Reflection color is only available when working with the legacy MTL and what it does is it defines the strength & color of reflections. So 100% white for example means reflections at their full strength. 50% white (grey) means reflection intensity will be cut in half. Black means zero reflective properties (although technically you still have diffuse reflections but we typically don't call those reflections).
If you set the reflection color to full red for example then you'll end up with reflections that are red colored.
IOR on the other hand refers to the Index Of Refraction which defines how the reflections behave when you see the material head on versus when you look at its edges from more of a grazing angle. A perfect way to demo this is with a sphere (in reality and in CG). On a sphere you'll see that if you look at it straight in the middle part it'll look less reflective as it does on its "edges" (grazing angles, outer most parts of the sphere). That is basically the IOR effect. If you go with higher values (typically 2+) you'll notice how everything becomes more reflective all-around. If you go with lower values (anything above 1.0) then pretty much the only place you'll see reflections are towards those edges.
The Index Of Refraction also plays a part with refractive materials (as the name suggests).
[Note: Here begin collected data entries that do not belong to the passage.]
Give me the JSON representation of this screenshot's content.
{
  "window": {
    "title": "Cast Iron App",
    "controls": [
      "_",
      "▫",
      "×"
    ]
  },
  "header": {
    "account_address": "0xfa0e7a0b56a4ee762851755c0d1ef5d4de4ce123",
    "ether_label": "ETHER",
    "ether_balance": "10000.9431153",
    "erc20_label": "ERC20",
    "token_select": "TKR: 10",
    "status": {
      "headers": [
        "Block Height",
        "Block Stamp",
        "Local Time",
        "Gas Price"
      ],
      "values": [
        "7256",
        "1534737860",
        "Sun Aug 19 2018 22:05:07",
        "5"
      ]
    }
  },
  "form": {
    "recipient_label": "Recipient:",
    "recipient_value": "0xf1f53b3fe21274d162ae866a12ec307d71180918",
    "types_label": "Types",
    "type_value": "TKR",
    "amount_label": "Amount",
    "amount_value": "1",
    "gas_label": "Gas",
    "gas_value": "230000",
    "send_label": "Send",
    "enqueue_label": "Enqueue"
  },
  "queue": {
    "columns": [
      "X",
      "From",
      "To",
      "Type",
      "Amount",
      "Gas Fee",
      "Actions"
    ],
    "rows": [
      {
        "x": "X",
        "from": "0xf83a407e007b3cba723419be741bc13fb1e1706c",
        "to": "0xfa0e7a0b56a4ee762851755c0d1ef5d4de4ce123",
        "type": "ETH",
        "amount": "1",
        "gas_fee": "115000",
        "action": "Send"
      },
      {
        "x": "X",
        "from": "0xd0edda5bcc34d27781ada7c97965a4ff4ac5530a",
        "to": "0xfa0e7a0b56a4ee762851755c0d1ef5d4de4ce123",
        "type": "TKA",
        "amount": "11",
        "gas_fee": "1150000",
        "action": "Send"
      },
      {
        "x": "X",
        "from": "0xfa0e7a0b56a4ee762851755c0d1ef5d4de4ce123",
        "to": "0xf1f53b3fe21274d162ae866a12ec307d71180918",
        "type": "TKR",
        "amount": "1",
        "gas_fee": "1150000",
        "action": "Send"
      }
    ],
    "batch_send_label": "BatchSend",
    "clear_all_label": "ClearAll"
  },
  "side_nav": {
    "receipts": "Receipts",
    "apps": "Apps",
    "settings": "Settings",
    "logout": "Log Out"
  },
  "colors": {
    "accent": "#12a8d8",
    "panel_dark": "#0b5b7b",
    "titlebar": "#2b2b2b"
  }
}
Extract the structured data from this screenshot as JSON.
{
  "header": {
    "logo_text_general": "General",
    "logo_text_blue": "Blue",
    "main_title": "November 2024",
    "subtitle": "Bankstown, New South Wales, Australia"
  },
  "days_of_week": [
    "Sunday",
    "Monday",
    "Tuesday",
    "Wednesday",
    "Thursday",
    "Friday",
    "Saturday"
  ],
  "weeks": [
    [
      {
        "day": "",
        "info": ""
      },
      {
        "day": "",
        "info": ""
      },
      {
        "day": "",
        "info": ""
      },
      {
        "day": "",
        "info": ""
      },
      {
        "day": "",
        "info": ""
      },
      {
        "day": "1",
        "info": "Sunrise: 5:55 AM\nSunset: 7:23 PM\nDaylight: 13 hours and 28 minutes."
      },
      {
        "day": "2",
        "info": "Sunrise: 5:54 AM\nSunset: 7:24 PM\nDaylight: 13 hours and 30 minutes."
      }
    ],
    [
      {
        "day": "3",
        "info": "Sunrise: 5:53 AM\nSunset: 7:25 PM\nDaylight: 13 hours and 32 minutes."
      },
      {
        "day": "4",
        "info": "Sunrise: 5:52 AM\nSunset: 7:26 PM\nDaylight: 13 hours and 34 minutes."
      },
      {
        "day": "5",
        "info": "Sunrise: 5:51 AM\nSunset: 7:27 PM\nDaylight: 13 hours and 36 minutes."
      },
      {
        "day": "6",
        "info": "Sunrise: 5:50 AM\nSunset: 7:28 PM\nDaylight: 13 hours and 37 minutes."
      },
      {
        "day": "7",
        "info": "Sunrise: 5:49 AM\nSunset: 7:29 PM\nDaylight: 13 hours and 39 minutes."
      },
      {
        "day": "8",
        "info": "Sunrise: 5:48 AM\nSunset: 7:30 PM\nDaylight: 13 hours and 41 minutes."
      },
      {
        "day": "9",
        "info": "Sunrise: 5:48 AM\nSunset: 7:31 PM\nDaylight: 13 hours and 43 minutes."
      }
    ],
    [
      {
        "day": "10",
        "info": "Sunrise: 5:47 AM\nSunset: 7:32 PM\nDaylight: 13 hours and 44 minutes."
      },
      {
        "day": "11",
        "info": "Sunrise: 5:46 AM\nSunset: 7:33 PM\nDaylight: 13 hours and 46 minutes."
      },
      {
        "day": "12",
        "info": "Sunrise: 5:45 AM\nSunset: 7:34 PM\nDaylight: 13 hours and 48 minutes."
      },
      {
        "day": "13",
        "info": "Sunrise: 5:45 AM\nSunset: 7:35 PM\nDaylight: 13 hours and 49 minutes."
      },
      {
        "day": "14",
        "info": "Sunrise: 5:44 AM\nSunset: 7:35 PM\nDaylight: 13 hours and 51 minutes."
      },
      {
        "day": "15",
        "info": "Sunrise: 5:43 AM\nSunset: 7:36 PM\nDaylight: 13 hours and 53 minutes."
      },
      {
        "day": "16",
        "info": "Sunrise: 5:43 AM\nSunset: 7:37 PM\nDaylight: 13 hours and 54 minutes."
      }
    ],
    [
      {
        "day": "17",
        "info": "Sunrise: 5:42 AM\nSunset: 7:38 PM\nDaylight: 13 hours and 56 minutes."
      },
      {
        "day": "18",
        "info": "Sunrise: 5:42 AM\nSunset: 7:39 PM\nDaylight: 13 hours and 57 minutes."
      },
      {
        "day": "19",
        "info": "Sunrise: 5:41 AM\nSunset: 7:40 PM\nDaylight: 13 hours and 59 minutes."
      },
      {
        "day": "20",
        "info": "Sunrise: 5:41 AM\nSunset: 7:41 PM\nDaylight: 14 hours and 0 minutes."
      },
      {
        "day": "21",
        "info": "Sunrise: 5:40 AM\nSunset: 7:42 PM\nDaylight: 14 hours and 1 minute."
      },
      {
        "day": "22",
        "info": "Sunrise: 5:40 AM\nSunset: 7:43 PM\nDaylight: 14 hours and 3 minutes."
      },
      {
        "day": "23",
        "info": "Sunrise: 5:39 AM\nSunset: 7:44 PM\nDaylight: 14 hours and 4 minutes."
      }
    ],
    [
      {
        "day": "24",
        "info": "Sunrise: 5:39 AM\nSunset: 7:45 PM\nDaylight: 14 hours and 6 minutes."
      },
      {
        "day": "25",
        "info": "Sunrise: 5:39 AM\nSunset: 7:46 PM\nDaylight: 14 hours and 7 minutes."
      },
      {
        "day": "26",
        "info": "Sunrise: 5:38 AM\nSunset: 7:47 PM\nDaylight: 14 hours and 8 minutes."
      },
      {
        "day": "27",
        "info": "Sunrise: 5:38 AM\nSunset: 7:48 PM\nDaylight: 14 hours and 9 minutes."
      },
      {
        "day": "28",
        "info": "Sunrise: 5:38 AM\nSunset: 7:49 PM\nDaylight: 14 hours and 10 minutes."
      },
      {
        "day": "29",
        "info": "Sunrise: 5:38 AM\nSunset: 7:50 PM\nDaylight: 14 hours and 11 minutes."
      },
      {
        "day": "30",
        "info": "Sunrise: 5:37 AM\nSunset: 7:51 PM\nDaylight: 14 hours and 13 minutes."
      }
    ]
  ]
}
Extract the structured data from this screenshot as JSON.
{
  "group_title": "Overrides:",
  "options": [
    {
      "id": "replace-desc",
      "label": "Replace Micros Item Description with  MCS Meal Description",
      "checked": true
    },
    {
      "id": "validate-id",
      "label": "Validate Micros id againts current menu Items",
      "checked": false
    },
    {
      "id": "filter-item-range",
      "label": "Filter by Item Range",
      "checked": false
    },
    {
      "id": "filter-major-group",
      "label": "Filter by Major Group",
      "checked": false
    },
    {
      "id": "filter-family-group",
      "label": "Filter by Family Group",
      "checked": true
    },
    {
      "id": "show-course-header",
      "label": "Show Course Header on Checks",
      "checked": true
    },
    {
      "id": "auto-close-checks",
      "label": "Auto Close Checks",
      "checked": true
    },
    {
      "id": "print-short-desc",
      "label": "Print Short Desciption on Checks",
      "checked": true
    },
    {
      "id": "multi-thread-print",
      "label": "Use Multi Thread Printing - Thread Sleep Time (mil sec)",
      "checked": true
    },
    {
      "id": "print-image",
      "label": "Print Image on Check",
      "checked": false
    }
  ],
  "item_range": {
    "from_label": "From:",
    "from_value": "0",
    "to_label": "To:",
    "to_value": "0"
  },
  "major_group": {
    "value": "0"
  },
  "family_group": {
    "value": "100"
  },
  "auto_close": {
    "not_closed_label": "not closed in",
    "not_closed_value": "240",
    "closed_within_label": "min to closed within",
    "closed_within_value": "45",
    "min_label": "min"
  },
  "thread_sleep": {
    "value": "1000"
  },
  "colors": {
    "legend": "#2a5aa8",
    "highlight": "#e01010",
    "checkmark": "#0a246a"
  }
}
For refractive materials it defines how light "bends" as it travels through the material / substance.
You'll probably notice that the Physical Material doesn't give you the ability to tweak the reflection color when creating non-metal materials. That is because tuning the reflection strength and color via a single parameter like that isn't really... Physical. To control the intensity you typically want to either play with the IOR or with the roughness parameters (very high roughness value makes the reflections diffuse and they visually look less intense because of that). That would then be the physical way to go about things - and why the Physical Material is the go to material for Corona now as it is way harder to create a material that is not physical.
Hope that helps! :)
edit: Just to try and clarify things a bit more. Visually comparing the difference between reflection color and IOR would be that lowering the reflection color just lowers the reflective property for the material as a whole. IOR would lower it based on the Fresnel formula aka grazing angles could still be more reflective compared to viewing the thing head on at its center.